Und gerade daher kann keine allgemeine Entwarnung für die weitere Marktentwicklung 2022/2023 gegeben werden, denn die erwartbaren Veränderungen in den fundamentalen Bestimmungsfaktoren werden zu einer Abkühlung führen. Dies wäre dann zwar kein Platzen einer Blase, aber auch fundamental nachvollziehbare Preisrückgänge können Anleger und Finanzierer schmerzen. Zudem sind die Baufinanzierungszinsen seit Jahresbeginn um fast 100 Basispunkte nach oben geschnellt.

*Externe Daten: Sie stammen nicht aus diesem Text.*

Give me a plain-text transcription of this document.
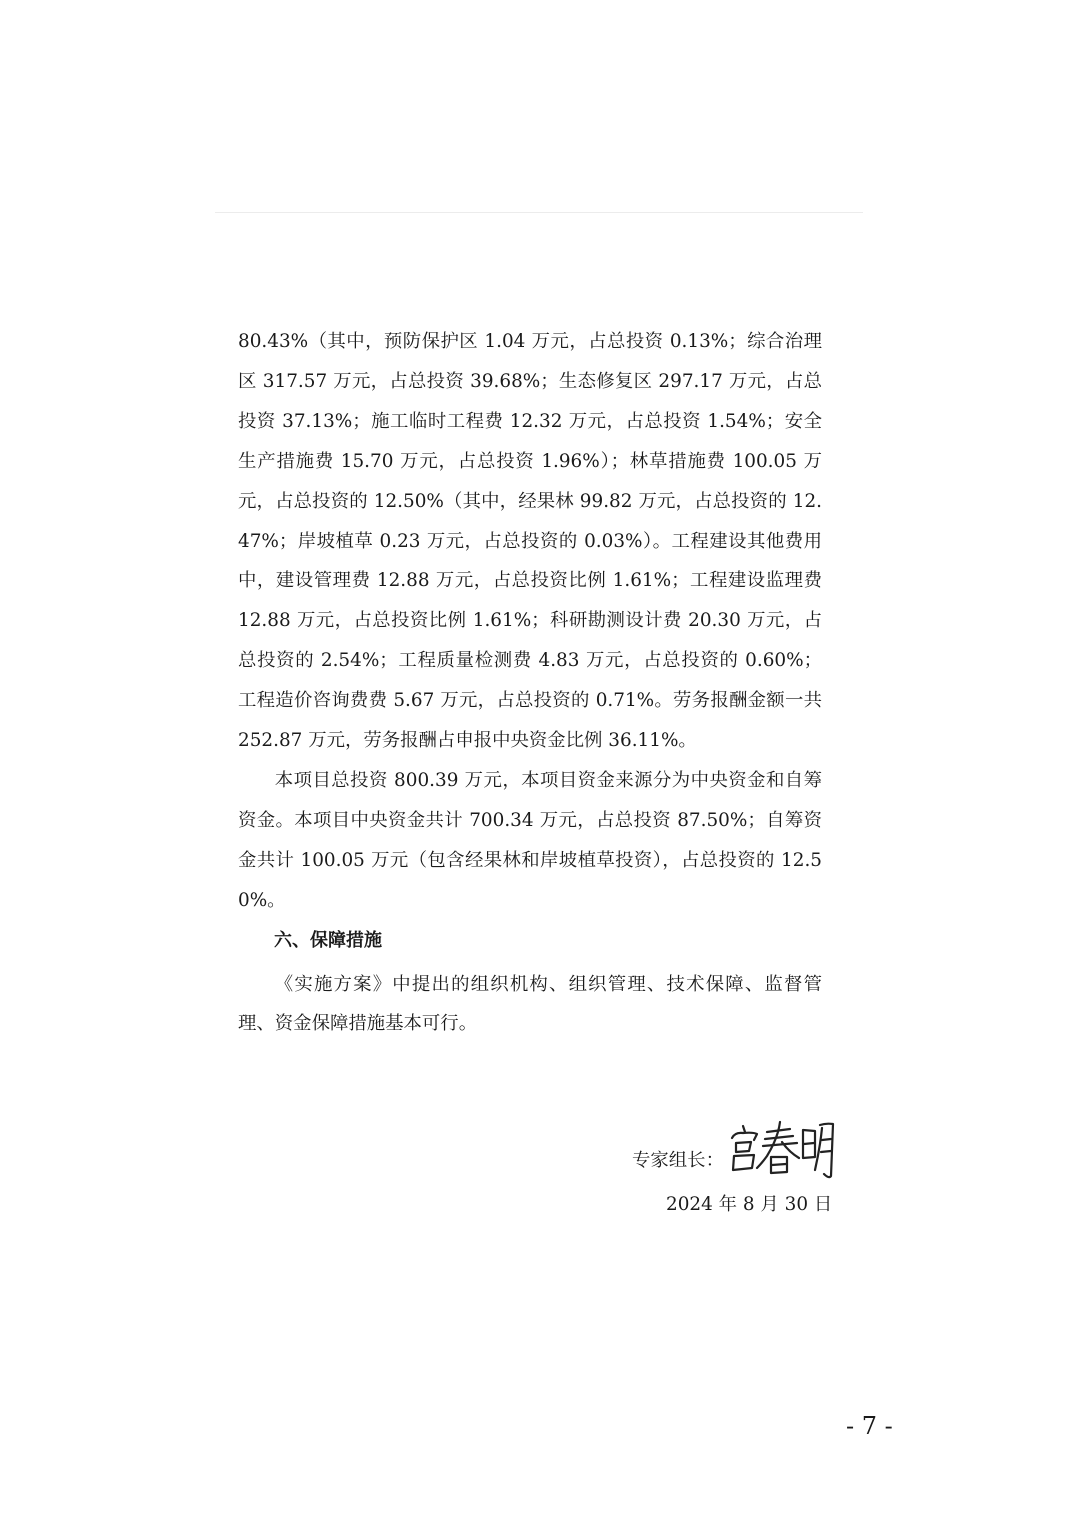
80.43%（其中，预防保护区 1.04 万元，占总投资 0.13%；综合治理区 317.57 万元，占总投资 39.68%；生态修复区 297.17 万元，占总投资 37.13%；施工临时工程费 12.32 万元，占总投资 1.54%；安全生产措施费 15.70 万元，占总投资 1.96%）；林草措施费 100.05 万元，占总投资的 12.50%（其中，经果林 99.82 万元，占总投资的 12.47%；岸坡植草 0.23 万元，占总投资的 0.03%）。工程建设其他费用中，建设管理费 12.88 万元，占总投资比例 1.61%；工程建设监理费 12.88 万元，占总投资比例 1.61%；科研勘测设计费 20.30 万元，占总投资的 2.54%；工程质量检测费 4.83 万元，占总投资的 0.60%； 工程造价咨询费费 5.67 万元，占总投资的 0.71%。劳务报酬金额一共 252.87 万元，劳务报酬占申报中央资金比例 36.11%。

本项目总投资 800.39 万元，本项目资金来源分为中央资金和自筹资金。本项目中央资金共计 700.34 万元，占总投资 87.50%；自筹资金共计 100.05 万元（包含经果林和岸坡植草投资），占总投资的 12.50%。

六、保障措施

《实施方案》中提出的组织机构、组织管理、技术保障、监督管理、资金保障措施基本可行。

专家组长：
2024 年 8 月 30 日
- 7 -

Ein akutes Anschlussfinanzierungsrisiko entsteht angesichts der überwiegend langfristig vereinbarten Finanzierungen nicht, daher sind Crashszenarien unangemessen. Haushalte, die in den nächsten Monaten zehnjährige Hypothekendarlehen zur Verlängerung anstehen haben, würden sich selbst bei dem aktuell höheren Zinsniveau sogar bei konstanter Tilgungsrate noch etwas besserstellen. Für Darlehen mit fünfjähriger Laufzeit gilt dies jedoch bereits nicht mehr. Und für eine wachsende Zahl an Haushalten, die ihre erste Wohnung finanzieren möchten, lassen sich die aktuellen Hauspreise nur durch niedrigere Tilgungsraten als vielleicht 2021 geplant darstellen. Dadurch könnten dann als Folge auch Markterwartungen erodieren. Projektentwickler und Bauträger könnten angesichts der stark gestiegenen Grundstückspreise und der immanent geringen Eigenkapitalausstattung von dieser Entwicklung sogar noch früher belastet sein.

Insofern gilt es, die strukturell guten Argumente für privates Wohneigentum als Instrument für den langfristigen Vermögensaufbau von der aktuellen Frage zu trennen, ob das Timing für Schwellenhaushalte, mit dieser Strategie 2022 anzufangen, gut ist.